Los Angeles joins federal immigration case against Trump administration
Los Angeles and seven nearby cities will join a federal class-action lawsuit against the Trump administration that alleges the federal government is using illegal tactics while conducting sweeping immigration raids across the county.
The case, filed last week last week by immigration and civil rights organizations in the U.S. District Court for the Central District of California, asks the court to prevent the federal government from using “unlawful tactics to achieve its intended arrest numbers” in Los Angeles, including racial profiling and excessive use of force.
“I don’t want to say it’s my pleasure to be here with you, because it’s not,” Los Angeles Mayor Karen Bass said at a Tuesday news conference with City Attorney Hydee Feldstein-Soto and several mayors from around Los Angeles County.
Feldstein-Soto said that June 6 — when federal officers began ramped-up enforcement in the region, sparking protests — marked the beginning of a “completely frightening and new reality” for Angelenos.
“We are concerned about how they are carrying out immigration enforcement. We are not interfering with immigration enforcement,” she said.
The city’s move comes a day after heavily armed federal forces descended on the city’s MacArthur Park, raising the tensions between California officials and the Trump administration.
“I got alerted that there was an ICE operation, military intervention — who knows — at MacArthur Park. I turned around. We went to the park,” Bass said on Monday. “I could see a helicopter in the air. I think it was a Black Hawk helicopter. And I saw military tanks.”
The mayor’s office said it is not aware of any arrests made at Monday’s showing. A senior DHS official declined to comment on “ongoing enforcement operations.”

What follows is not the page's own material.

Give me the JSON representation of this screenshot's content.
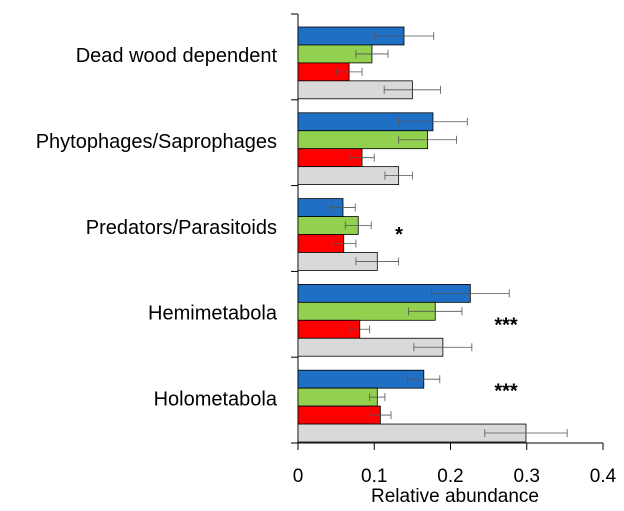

Attorney General Rob Bonta, along with 17 other states, filed an amicus brief in the lawsuit Monday, asking a court to block federal agents from using what they say are unconstitutional and unlawful stops during immigration sweeps, sometimes detaining legal residents.

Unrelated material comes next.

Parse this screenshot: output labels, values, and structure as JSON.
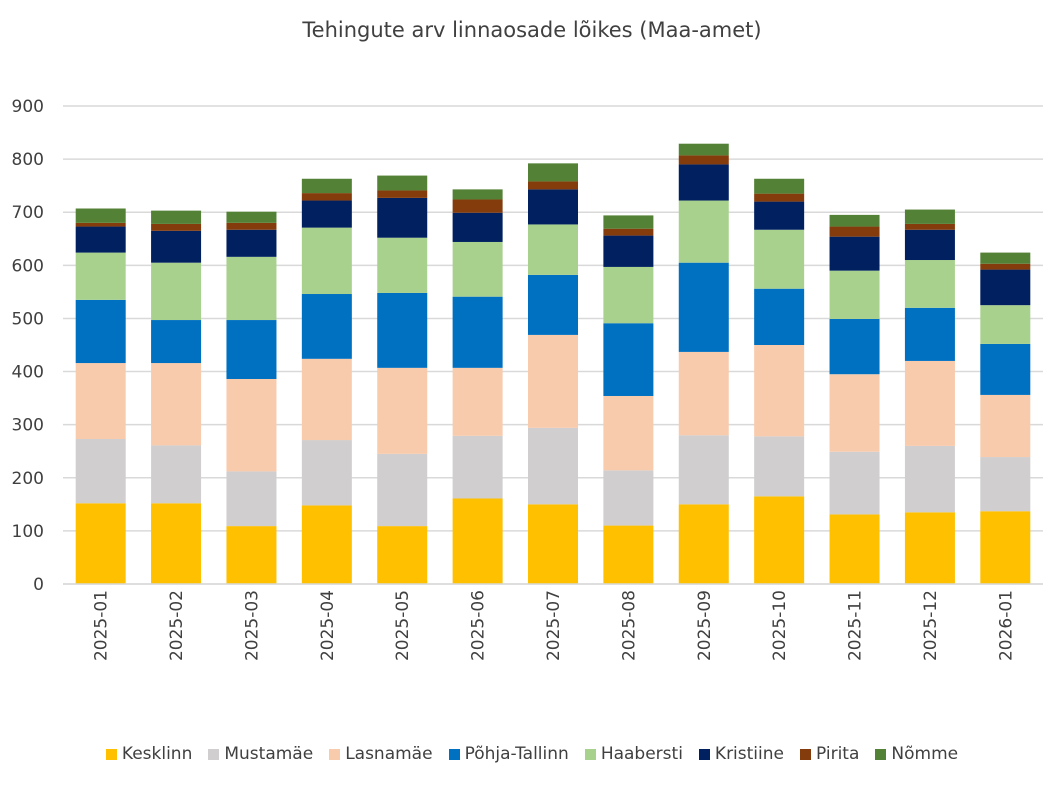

“The actions of ICE and CBP during the raids in Los Angeles are part of a cruel and familiar pattern of attacks on our immigrant communities by an administration that thrives on fear and division,” Bonta said in a statement. Bass has for weeks been calling on Trump to pull federal agents, National Guard and Marines from Los Angeles, saying their presence has stoked widespread fear and outrage in the city.
Jeannette Zanipatin, director of policy and advocacy at the Coalition for Humane Immigrant Rights of Los Angeles, estimated on Monday that more than 2,300 Angelenos have been “uprooted from their homes and communities.”
Previous efforts to challenge the Trump administration over the federal presence in Los Angeles have not been successful. In June, a federal appeals courtblocked Gov. Gavin Newsom’s effort to reclaim control of 4,000 National Guard troops after they were deployed by Trump.